La bibliothèque libre.
Librairie des Bibliophiles ; Librairie Muquardt (p. 97-103).


VI

LA COMÉDIE

  
L’aube vint quand Gisors quittait son lit de fièvres,
À peine réveillé, la sécheresse aux lèvres,
Le regard morne, atone, et le teint tout marbré
Des taches que l’excès met aux peaux les plus roses,
Le cœur plein de dégoût, de révoltes moroses,
Les cheveux en désordre et l’esprit égaré.

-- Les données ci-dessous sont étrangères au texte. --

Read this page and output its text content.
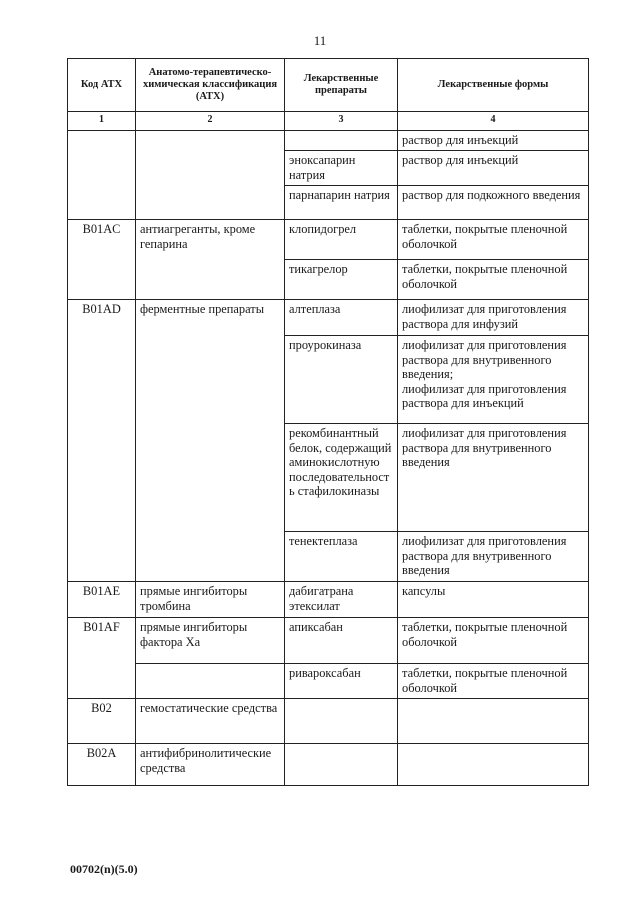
11
Код АТХ	Анатомо-терапевтическо-химическая классификация (АТХ)	Лекарственные препараты	Лекарственные формы
1	2	3	4
			раствор для инъекций
		эноксапарин натрия	раствор для инъекций
		парнапарин натрия	раствор для подкожного введения
B01AC	антиагреганты, кроме гепарина	клопидогрел	таблетки, покрытые пленочной оболочкой
		тикагрелор	таблетки, покрытые пленочной оболочкой
B01AD	ферментные препараты	алтеплаза	лиофилизат для приготовления раствора для инфузий
		проурокиназа	лиофилизат для приготовления раствора для внутривенного введения;
лиофилизат для приготовления раствора для инъекций
		рекомбинантный белок, содержащий аминокислотную последовательность стафилокиназы	лиофилизат для приготовления раствора для внутривенного введения
		тенектеплаза	лиофилизат для приготовления раствора для внутривенного введения
B01AE	прямые ингибиторы тромбина	дабигатрана этексилат	капсулы
B01AF	прямые ингибиторы фактора Ха	апиксабан	таблетки, покрытые пленочной оболочкой
		ривароксабан	таблетки, покрытые пленочной оболочкой
B02	гемостатические средства		
B02A	антифибринолитические средства		
00702(n)(5.0)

Il ouvrit la fenêtre afin que l’air vivace
Circulât dans son sang brûlé d’un feu tenace,
Pour que dans ses cheveux hérissés et tordus
Il sentît la fraîcheur humide de la brise,
Que les parfums montant de la plaine encor grise
Pussent rendre leurs nerfs à ses membres rompus.

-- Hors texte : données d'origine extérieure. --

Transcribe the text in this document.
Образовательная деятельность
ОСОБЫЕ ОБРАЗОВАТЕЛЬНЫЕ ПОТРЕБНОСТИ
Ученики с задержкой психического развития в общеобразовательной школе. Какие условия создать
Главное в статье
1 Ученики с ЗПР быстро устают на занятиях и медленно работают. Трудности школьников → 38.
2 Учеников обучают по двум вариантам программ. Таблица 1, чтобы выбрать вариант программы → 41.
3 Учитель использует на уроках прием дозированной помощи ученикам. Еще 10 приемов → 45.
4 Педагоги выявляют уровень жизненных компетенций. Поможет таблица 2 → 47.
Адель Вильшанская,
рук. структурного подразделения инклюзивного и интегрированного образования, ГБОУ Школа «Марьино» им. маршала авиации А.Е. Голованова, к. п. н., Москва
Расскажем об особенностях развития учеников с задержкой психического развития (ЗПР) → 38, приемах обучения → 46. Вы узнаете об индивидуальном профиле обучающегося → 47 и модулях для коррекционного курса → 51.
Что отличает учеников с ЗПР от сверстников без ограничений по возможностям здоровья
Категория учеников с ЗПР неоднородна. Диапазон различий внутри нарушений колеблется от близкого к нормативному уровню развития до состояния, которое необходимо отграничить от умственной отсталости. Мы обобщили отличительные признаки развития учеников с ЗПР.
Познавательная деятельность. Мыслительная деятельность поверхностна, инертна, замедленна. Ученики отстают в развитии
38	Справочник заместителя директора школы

Il s’accouda, pensif, tandis que sa mémoire
Fredonnait implacable une chanson à boire ;
Et le bruit d’un festin, les chocs, les cliquetis,
La table renversée et l’ivresse brutale,
Les hoquets des buveurs, lugubres comme un râle,
La salle des Gisors transformée en taudis,

Toute la veille enfin revint dans sa pensée :
Les cris, la bacchanale énervante, insensée,
Les convives gloutons et lascifs confondus
Avec les brocs d’argent et les hanaps ventrus,
Les serviteurs courant affairés sous les porches,
Dans l’embrasement rouge et sinistre des torches
Terni par les vapeurs fades des corps repus.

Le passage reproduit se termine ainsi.